Julia Reeves et al. apr peal from a judgment of the district court of Carter county, on appeal from the county court, holding that Mary Louise Little (who sometimes signed her name Mrs. F. E. Little) died testate.
The county court admitted to probate an instrument meeting all of the requirements of 84 O. S. 1941 § 54, as the holographic will of the decedent, and also admitted to probate as a codicil thereto an instrument possessing all of the formal requirements of said statute. The county court held that certain other instruments lacked the statutory requirements and refused them probate as codicils or wills. This,was affirmed by the district court on appeal, and we are asked to hold it erroneous.
There seems to be no serious dispute about the instrument dated March 29, 1938, constituting a holographic will, but our attention is directed to its provisions, which go no further than directing the payment of debts and funeral expenses and naming the executors to serve without bond. Distribution thereunder would follow the statutory scheme. This instrument was delivered by the maker to the persons named co-executors. The other instrument, dated March 22, 1939, and treated as a part of the holographic will, contains certain devises and bequests, and to this extent alters the earlier instrument.
The later instrument contains this language: “You will see when this was dated. Of late I have bin mightly por-ley so you will see the change I have made in the will. ....” This was directed to Mrs. Duke, one of the co-executors named in the earlier will, but was found among decedent’s effects after death.
There is but one general argument made against the finding that decedent died testate. Our attention is directed to the fact decedent left several writings that partook of the characteristics of wills. From this it is argued that the matter of disposing of her property by will was a thing that constantly occupied the time and attention of decedent. It is argued that , the number of these .writings casts doubt upon the fact of whether the instrument dated March 29, 1938, was actually the instrument she intended to be her will, and it is argued that other instruments might have been intended as a revocation thereof. Such other instruments as were found and introduced in evidence for the purpose of controverting the instruments offered for probate and admitted to probate fail to meet the requirements of 84 O. S. 1941 § 101, as ' construed in Re Ballard’s Estate, 56 Okla. 149, 155 P. 894, and cannot serve as wills that revoked earlier wills. If there was any other instrument more *520effectual in this respect, it was not introduced in evidence. None of the writings offered and rejected contained revocatory language.

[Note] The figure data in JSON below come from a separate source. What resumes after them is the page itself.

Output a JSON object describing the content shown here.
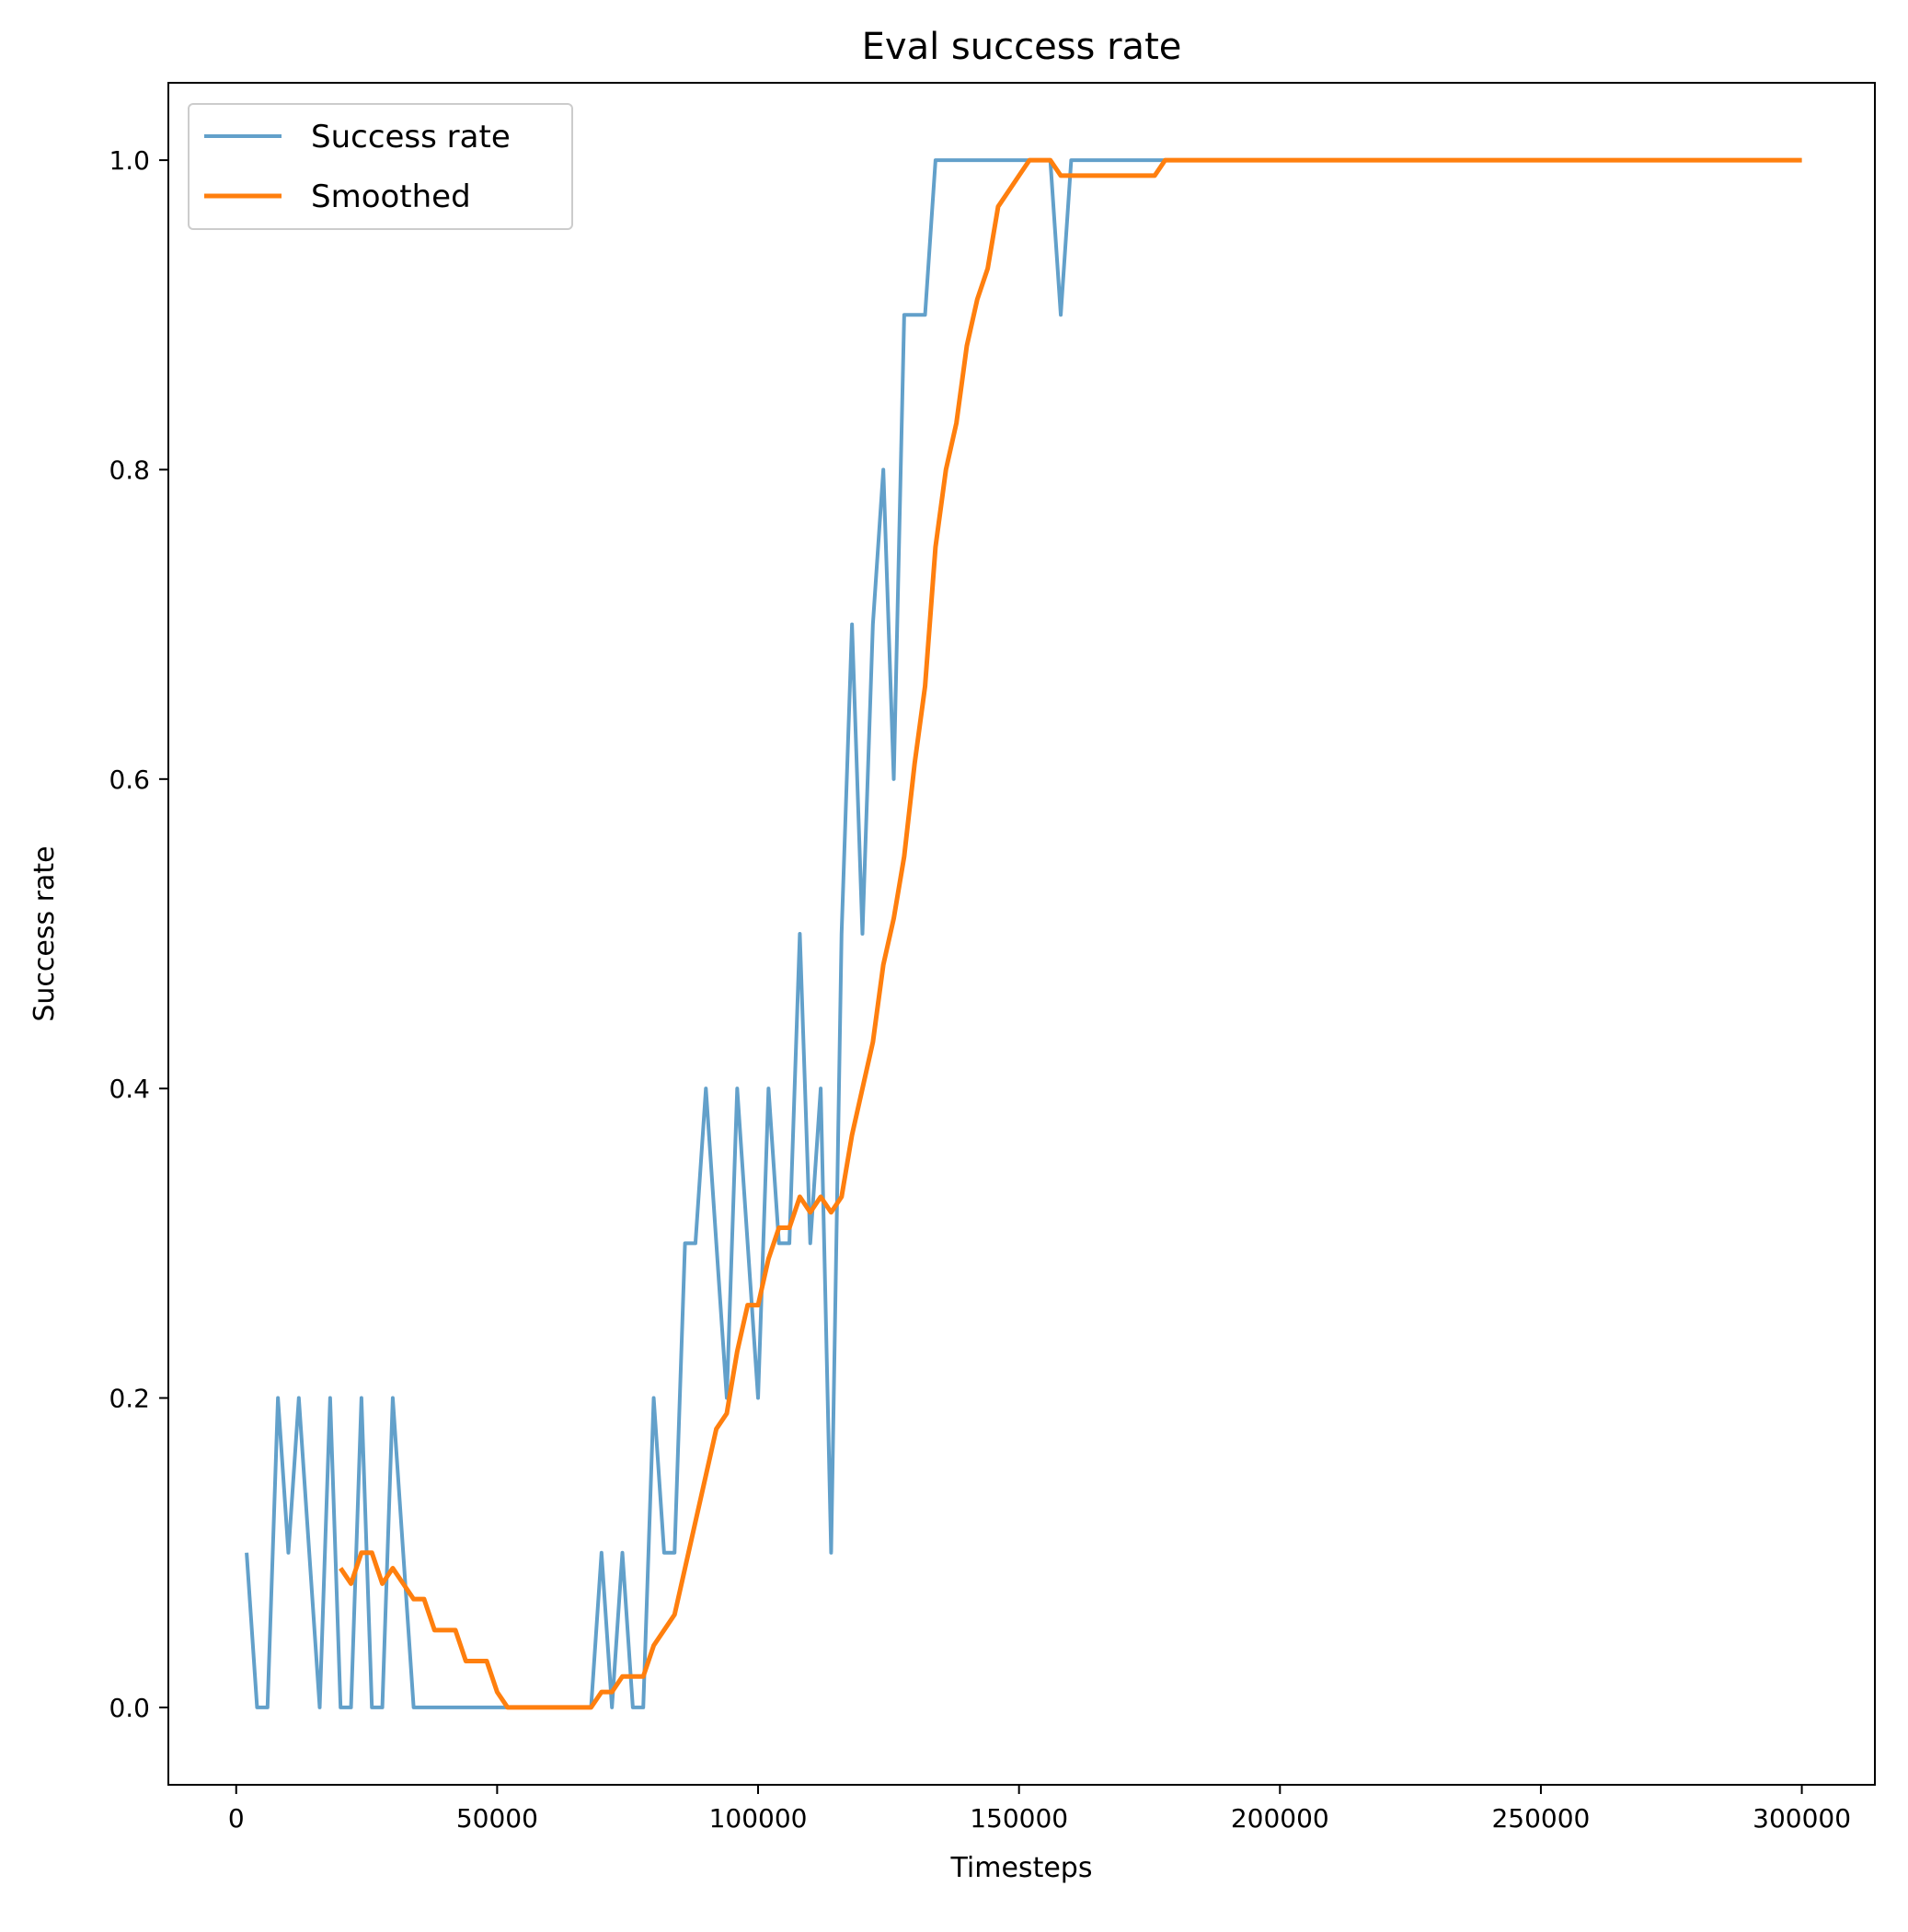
{
  "chart_data": {
    "type": "line",
    "title": "Eval success rate",
    "xlabel": "Timesteps",
    "ylabel": "Success rate",
    "xlim": [
      -13000,
      314000
    ],
    "ylim": [
      -0.05,
      1.05
    ],
    "xticks": [
      0,
      50000,
      100000,
      150000,
      200000,
      250000,
      300000
    ],
    "xtick_labels": [
      "0",
      "50000",
      "100000",
      "150000",
      "200000",
      "250000",
      "300000"
    ],
    "yticks": [
      0.0,
      0.2,
      0.4,
      0.6,
      0.8,
      1.0
    ],
    "ytick_labels": [
      "0.0",
      "0.2",
      "0.4",
      "0.6",
      "0.8",
      "1.0"
    ],
    "grid": false,
    "legend": "top-left",
    "series": [
      {
        "name": "Success rate",
        "color": "#1f77b4",
        "opacity": 0.7,
        "x": [
          2000,
          4000,
          6000,
          8000,
          10000,
          12000,
          14000,
          16000,
          18000,
          20000,
          22000,
          24000,
          26000,
          28000,
          30000,
          32000,
          34000,
          36000,
          38000,
          40000,
          42000,
          44000,
          46000,
          48000,
          50000,
          52000,
          54000,
          56000,
          58000,
          60000,
          62000,
          64000,
          66000,
          68000,
          70000,
          72000,
          74000,
          76000,
          78000,
          80000,
          82000,
          84000,
          86000,
          88000,
          90000,
          92000,
          94000,
          96000,
          98000,
          100000,
          102000,
          104000,
          106000,
          108000,
          110000,
          112000,
          114000,
          116000,
          118000,
          120000,
          122000,
          124000,
          126000,
          128000,
          130000,
          132000,
          134000,
          136000,
          138000,
          140000,
          142000,
          144000,
          146000,
          148000,
          150000,
          152000,
          154000,
          156000,
          158000,
          160000,
          162000,
          164000,
          166000,
          168000,
          170000,
          172000,
          174000,
          176000,
          178000,
          180000,
          190000,
          200000,
          210000,
          220000,
          230000,
          240000,
          250000,
          260000,
          270000,
          280000,
          290000,
          300000
        ],
        "y": [
          0.1,
          0.0,
          0.0,
          0.2,
          0.1,
          0.2,
          0.1,
          0.0,
          0.2,
          0.0,
          0.0,
          0.2,
          0.0,
          0.0,
          0.2,
          0.1,
          0.0,
          0.0,
          0.0,
          0.0,
          0.0,
          0.0,
          0.0,
          0.0,
          0.0,
          0.0,
          0.0,
          0.0,
          0.0,
          0.0,
          0.0,
          0.0,
          0.0,
          0.0,
          0.1,
          0.0,
          0.1,
          0.0,
          0.0,
          0.2,
          0.1,
          0.1,
          0.3,
          0.3,
          0.4,
          0.3,
          0.2,
          0.4,
          0.3,
          0.2,
          0.4,
          0.3,
          0.3,
          0.5,
          0.3,
          0.4,
          0.1,
          0.5,
          0.7,
          0.5,
          0.7,
          0.8,
          0.6,
          0.9,
          0.9,
          0.9,
          1.0,
          1.0,
          1.0,
          1.0,
          1.0,
          1.0,
          1.0,
          1.0,
          1.0,
          1.0,
          1.0,
          1.0,
          0.9,
          1.0,
          1.0,
          1.0,
          1.0,
          1.0,
          1.0,
          1.0,
          1.0,
          1.0,
          1.0,
          1.0,
          1.0,
          1.0,
          1.0,
          1.0,
          1.0,
          1.0,
          1.0,
          1.0,
          1.0,
          1.0,
          1.0,
          1.0
        ]
      },
      {
        "name": "Smoothed",
        "color": "#ff7f0e",
        "opacity": 1.0,
        "x": [
          20000,
          22000,
          24000,
          26000,
          28000,
          30000,
          32000,
          34000,
          36000,
          38000,
          40000,
          42000,
          44000,
          46000,
          48000,
          50000,
          52000,
          54000,
          56000,
          58000,
          60000,
          62000,
          64000,
          66000,
          68000,
          70000,
          72000,
          74000,
          76000,
          78000,
          80000,
          82000,
          84000,
          86000,
          88000,
          90000,
          92000,
          94000,
          96000,
          98000,
          100000,
          102000,
          104000,
          106000,
          108000,
          110000,
          112000,
          114000,
          116000,
          118000,
          120000,
          122000,
          124000,
          126000,
          128000,
          130000,
          132000,
          134000,
          136000,
          138000,
          140000,
          142000,
          144000,
          146000,
          148000,
          150000,
          152000,
          154000,
          156000,
          158000,
          160000,
          162000,
          164000,
          166000,
          168000,
          170000,
          172000,
          174000,
          176000,
          178000,
          180000,
          190000,
          200000,
          210000,
          220000,
          230000,
          240000,
          250000,
          260000,
          270000,
          280000,
          290000,
          300000
        ],
        "y": [
          0.09,
          0.08,
          0.1,
          0.1,
          0.08,
          0.09,
          0.08,
          0.07,
          0.07,
          0.05,
          0.05,
          0.05,
          0.03,
          0.03,
          0.03,
          0.01,
          0.0,
          0.0,
          0.0,
          0.0,
          0.0,
          0.0,
          0.0,
          0.0,
          0.0,
          0.01,
          0.01,
          0.02,
          0.02,
          0.02,
          0.04,
          0.05,
          0.06,
          0.09,
          0.12,
          0.15,
          0.18,
          0.19,
          0.23,
          0.26,
          0.26,
          0.29,
          0.31,
          0.31,
          0.33,
          0.32,
          0.33,
          0.32,
          0.33,
          0.37,
          0.4,
          0.43,
          0.48,
          0.51,
          0.55,
          0.61,
          0.66,
          0.75,
          0.8,
          0.83,
          0.88,
          0.91,
          0.93,
          0.97,
          0.98,
          0.99,
          1.0,
          1.0,
          1.0,
          0.99,
          0.99,
          0.99,
          0.99,
          0.99,
          0.99,
          0.99,
          0.99,
          0.99,
          0.99,
          1.0,
          1.0,
          1.0,
          1.0,
          1.0,
          1.0,
          1.0,
          1.0,
          1.0,
          1.0,
          1.0,
          1.0,
          1.0,
          1.0
        ]
      }
    ]
  }
}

It is argued also that the language in the later instrument is not sufficiently descriptive to identify “the will” that was being changed. A codicil to a will need not be on the same paper the will is written on. 68 C. J. 724, § 407, and page 884, § 613. However, when it is on a separate sheet of paper and is found at a place where the will is not kept, there must be something about it or within it that identifies with reasonable certainty the will to which it is to be a codicil. The evidence shows that decedent placed the holographic instrument dated March 29, 1938, in the hands of the co-executors, and gave them to understand what it was. When the letter dated March 22, 1939, directed to Mrs. Duke, was found in the effects of decedent after her death, and, as shown above, expressly referred to “the will,” we think there was sufficient identification of the will intended to be affected. There is no evidence to indicate otherwise. This showing on the part of the proponents required the protestants to assume the burden of proving otherwise. In re Free’s Estate, 181 Okla. 564, 75 P. 2d 476.
Protestants also argue that neither of the instruments alone sufficiently expressed a testamentary intent that could be taken in the sense the term “last will and testament” is usually understood. It is pointed out that the earlier instrument makes no disposition of the property; that the direction to pay debts and funeral expenses adds nothing to what the law requires (84 O. S. 1941 § 41); and that the mere nomination of the executors is not sufficient to support a testamentary writing. With respect to the earlier instrument, we think the language employed clearly evinced an intention to make it a will, and that the omission to distribute property does not deprive it of its testamentary character. It is a will and entitled to probate if it does no more than nominate an executor. 68 C. J. 884, § 612. Whatever shortcomings may be urged against the later instrument, standing alone, as failing to indicate an intention to make it a testamentary instrument, lose their argumentative effect when it is construed as intended to be a codicil to an existing testamentary writing that is sufficient.
The judgment of the trial court is affirmed.
CORN, C. J., GIBSON, V. C. J., and OSBORN, WELCH, HURST, DAVISON, and ARNOLD, JJ., concur. RILEY, J., absent.